Foto: Dorian Lopez

O processo de criação musical para Lorely Rodriguez – mais conhecida como Empress Of – assemelha-se às medidas de distanciamento social. Aos 30 anos, compõe, produz e grava numa talagada só, sem sair para nada. “Sempre amei ficar em casa, escrevendo. Quando o dia chegava ao fim, ia beber com meus amigos”, diz a cantora, por videochamada, à Bazaar, no calor de quase 40ºC de Los Angeles.

SIGA A BAZAAR NO INSTAGRAM

Agora, está buscando outras formas para descomprimir. “Não quero me sentir sozinha, é um sentimento meio assustador. Estar em contato com amigos mantém a mente saudável.
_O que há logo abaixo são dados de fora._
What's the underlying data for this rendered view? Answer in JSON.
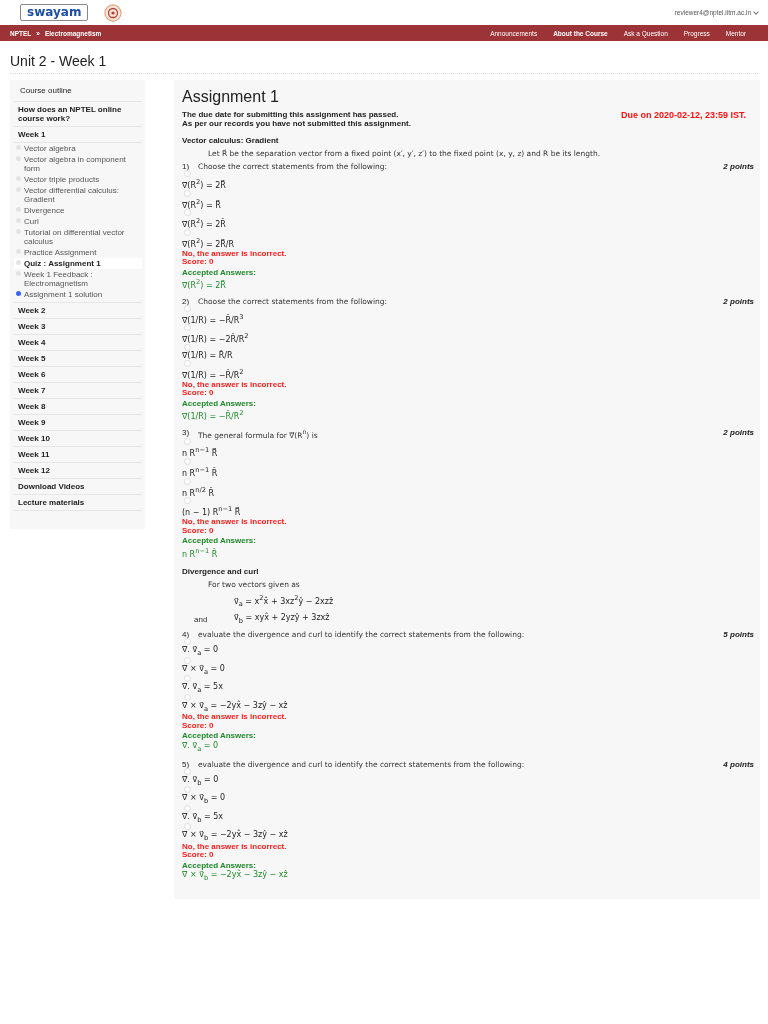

Nos reunimos virtualmente, rimos, bebemos um vinho ou preparamos um drink.”

No dia da conversa, a imperatriz estava de mudança. Sairia de uma edícula para uma casa na mesma vizinhança. Momento “estranho” para se mudar, segundo ela. Mas assim como as pessoas estão se adaptando à rotina de trabalhar em casa ou ela própria está buscando novas ferramentas de divulgação, “a vida continua” – e, para a cantora, com trilha sonora de Childish Gambino.

O novo álbum, “I’m Your Empress Of”, terceiro de sua carreira, demorou dois meses para ficar pronto, após ela “desopilar”, nas composições, tudo o que precisava sobre corações partidos. O que a fazia se sentir mal antes – ou até deprimida – vinha como alívio no peito, em forma de música solar e sintetizadores, embalados por letras em inglês e espanhol.
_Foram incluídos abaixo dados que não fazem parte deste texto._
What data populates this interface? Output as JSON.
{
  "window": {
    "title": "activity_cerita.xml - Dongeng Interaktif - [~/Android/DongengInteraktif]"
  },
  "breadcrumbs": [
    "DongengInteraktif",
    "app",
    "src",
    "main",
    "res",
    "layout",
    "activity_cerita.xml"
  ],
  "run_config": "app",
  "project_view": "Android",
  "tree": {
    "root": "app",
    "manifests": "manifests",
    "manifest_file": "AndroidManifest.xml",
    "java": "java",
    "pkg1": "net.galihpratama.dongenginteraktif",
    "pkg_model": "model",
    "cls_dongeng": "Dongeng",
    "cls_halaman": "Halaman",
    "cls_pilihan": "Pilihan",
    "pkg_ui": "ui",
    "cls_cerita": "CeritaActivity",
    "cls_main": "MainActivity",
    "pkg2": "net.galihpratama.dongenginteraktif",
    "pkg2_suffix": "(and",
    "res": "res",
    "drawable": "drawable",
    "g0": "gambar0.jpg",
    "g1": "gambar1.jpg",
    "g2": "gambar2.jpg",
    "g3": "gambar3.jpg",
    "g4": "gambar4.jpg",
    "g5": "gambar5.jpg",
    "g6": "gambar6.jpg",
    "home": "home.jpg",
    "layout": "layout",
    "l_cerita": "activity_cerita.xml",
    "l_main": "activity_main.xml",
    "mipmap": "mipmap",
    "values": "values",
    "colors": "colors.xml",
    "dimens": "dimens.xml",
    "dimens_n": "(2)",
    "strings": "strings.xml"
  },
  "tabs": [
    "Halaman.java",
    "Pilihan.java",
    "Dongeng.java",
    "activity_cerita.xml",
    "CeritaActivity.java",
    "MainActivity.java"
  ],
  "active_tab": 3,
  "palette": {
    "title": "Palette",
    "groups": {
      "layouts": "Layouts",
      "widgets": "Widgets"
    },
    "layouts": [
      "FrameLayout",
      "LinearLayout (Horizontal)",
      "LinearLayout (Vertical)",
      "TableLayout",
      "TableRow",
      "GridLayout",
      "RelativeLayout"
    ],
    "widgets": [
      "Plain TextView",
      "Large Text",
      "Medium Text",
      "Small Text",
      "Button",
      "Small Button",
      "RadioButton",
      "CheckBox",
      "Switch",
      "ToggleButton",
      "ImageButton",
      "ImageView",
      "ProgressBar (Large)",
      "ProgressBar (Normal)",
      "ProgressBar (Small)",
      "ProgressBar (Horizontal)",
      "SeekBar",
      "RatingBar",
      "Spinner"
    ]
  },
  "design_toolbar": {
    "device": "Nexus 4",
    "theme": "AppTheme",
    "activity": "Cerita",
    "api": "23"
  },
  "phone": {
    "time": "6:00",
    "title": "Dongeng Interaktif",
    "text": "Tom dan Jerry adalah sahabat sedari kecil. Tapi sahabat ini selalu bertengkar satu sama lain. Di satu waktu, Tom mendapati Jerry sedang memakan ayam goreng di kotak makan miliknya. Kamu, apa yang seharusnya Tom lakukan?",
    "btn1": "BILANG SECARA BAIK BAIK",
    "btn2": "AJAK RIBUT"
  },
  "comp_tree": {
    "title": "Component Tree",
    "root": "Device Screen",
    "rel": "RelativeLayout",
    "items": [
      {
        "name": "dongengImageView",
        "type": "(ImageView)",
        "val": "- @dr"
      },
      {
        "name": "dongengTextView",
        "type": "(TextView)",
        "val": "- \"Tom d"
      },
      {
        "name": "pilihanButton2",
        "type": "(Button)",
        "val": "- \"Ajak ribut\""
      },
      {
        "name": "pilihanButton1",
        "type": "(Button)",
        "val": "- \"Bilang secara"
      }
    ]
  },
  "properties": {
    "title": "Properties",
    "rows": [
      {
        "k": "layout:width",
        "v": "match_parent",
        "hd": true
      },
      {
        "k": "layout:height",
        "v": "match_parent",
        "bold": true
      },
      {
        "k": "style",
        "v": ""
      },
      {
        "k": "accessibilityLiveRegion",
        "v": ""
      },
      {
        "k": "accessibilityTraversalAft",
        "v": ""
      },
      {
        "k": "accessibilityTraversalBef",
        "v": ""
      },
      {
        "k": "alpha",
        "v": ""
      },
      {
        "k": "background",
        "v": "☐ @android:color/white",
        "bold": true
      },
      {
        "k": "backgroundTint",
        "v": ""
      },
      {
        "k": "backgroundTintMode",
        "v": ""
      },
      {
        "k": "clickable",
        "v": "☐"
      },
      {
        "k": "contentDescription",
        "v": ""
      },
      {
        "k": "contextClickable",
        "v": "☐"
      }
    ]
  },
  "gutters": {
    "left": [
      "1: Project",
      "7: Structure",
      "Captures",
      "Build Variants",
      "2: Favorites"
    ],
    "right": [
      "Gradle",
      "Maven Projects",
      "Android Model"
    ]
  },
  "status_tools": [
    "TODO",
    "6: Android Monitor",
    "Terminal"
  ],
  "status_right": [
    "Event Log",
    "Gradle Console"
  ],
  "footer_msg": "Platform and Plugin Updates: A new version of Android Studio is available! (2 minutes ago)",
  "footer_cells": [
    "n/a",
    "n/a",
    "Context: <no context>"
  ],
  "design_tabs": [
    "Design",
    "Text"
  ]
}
“O disco decifrou um código de criatividade em mim. (Sinto) mais confiança como mulher, escritora e artista. Música é terapêutica”, diz a libriana, de 19 de outubro, que aposta no horóscopo como um jeito divertido para conhecer pessoas. E só!

Ela queria ter lançado o trabalho em janeiro, assim que terminou de produzir, para logo sair em turnê promocional. Aí vieram as medidas de segurança, o lockdown… Mas o disco saiu agora, as críticas foram mais do que generosas, o momento de autoisolamento ajudou no escape. “Estaria fazendo um desserviço para mim mesma se não lançasse este álbum, sentia necessidade de fazer isso logo”, desabafa.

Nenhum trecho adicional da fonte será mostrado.